ATP Indian Wells – 4th Round – Andy Murray vs Adrian Mannarino
Regular readers of this column will have noted that I’ve been very impressed with Adrian Mannarino in the last six months, and have recommended him successfully this season in previews already.
After appointing fellow Frenchman Eric Prodon as coach, Mannarino has risen to 38 in the world rankings, and he’s set for a further rise this week, having been knocked out in the first round last year. With rankings around this level this rise is key, as Mannarino will be around the seeded level (top 32) for the French Open in his home country in May.
Mannarino’s hold/break statistics are indicative of his progress, which has taken in a final in Auckland and a semi-final in Delray Beach already this year, and his return statistics have been elevated to elite level, breaking opponents 32.4% in the last 12 months on hard court at ATP main draw level. To put this into context, Murray, ranked 4th in the world and strong on return, boasts just a slightly better 33.3% breaks in the same time period on hard court.
Murray’s serve isn’t a strength of his, and he’s held 82.8% in these hard court matches, 3.7% better than Mannarino’s 79.1%. Certainly both players are likely to be broken more than average, with both having projected holds in the 60%’s for this match.
Whilst this 4.6% combined difference doesn’t sound much, and may surprise readers, it’s worth noting that many of Mannarino’s matches have been played at the low 250 level, whereas many of Murray’s are in Grand Slams and Masters events, and an adjustment must be made for this.
Given this adjustment, Murray’s model price was calculated at 1.32, much bigger than the 1.13 available, so there’s some value at odds of around 8.70 available on Mannarino.
Historically, Murray has a tendency to win dominant sets but lose sets against worse players, so on a handicap basis either backing him to win 2-1 or backing Mannarino +1.5 sets looks an attractive option as opposed to the game handicap.
A look at Murray’s record when priced below 1.20 in best of three set matches gives weight to this assertion. The Scotsman has won 19 out of 32 in straight sets, nine by a 2-1 scoreline and had four defeats since January 2014, and has dropped sets to the likes of clay courters Pablo Andujar and Juan Monaco on hard court, Lukas Rosol, Jiri Vesely and Matt Ebden amongst others, as well as losing to Florian Mayer, Radek Stepanek (on Murray’s favoured grass) and infamously, Borna Coric recently in Dubai.
Whilst 19 straight sets wins out of 32 may, at first glance, sound impressive, it’s worth noting that the price for Murray winning by this scoreline would be around 1.45, which is the price for him to win by a 2-0 scoreline today. The historical price range stats since January 2014 indicate this should be implied odds of 1.68, so there is clearly no value on Murray to win 2-0.

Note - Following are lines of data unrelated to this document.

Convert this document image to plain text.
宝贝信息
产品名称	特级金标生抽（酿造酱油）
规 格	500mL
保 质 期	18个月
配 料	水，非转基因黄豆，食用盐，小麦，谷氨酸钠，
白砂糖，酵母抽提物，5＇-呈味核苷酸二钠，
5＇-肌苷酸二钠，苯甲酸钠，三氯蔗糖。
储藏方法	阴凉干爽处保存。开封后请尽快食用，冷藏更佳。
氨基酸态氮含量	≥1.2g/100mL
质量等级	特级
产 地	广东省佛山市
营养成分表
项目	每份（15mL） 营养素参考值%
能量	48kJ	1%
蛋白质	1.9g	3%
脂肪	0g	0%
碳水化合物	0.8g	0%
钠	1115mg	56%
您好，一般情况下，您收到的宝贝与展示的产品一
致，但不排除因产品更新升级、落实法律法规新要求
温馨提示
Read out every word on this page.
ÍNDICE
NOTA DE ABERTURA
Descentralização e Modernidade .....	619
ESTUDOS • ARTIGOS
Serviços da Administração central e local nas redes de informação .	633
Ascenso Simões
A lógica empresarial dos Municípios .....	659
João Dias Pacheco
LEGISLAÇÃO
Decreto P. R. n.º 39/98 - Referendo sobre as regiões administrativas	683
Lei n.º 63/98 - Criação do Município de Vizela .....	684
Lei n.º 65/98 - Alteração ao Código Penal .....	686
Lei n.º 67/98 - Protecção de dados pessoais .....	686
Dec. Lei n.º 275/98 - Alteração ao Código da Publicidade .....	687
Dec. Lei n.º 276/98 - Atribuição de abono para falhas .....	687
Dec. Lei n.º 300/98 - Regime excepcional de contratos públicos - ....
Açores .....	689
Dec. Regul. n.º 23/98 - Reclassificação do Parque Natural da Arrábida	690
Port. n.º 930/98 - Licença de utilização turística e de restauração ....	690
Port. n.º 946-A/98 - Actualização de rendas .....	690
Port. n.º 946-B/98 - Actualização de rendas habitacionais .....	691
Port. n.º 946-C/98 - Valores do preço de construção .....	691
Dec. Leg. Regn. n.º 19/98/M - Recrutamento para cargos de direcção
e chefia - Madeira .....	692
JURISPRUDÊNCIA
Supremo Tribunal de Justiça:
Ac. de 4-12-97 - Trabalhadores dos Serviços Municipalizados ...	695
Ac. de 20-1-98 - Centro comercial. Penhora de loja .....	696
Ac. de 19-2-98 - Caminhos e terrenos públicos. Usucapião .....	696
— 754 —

As Murray has lost at least one set 13/32 times (40.6% of matches) in this time period, this would reflect implied odds of 2.46. However market odds on Mannarino +1.5 sets are much bigger at 3.10, and represents around 8% implied value.
An alternative bet to this would be Murray to win 2-1, which he’s managed 28.1% in this time period (implied odds of 3.56) at odds of 5.00, and this also offers around 8% in implied value.
However, it would be extremely frustrating to have calculated that there was value on Mannarino, and then back Murray to win 2-1, to then see Mannarino win in straight sets, so today’s recommendation is just for Mannarino to take at least one set at 3.10.
Recommendation: Back Adrian Mannarino +1.5 sets at 3.10.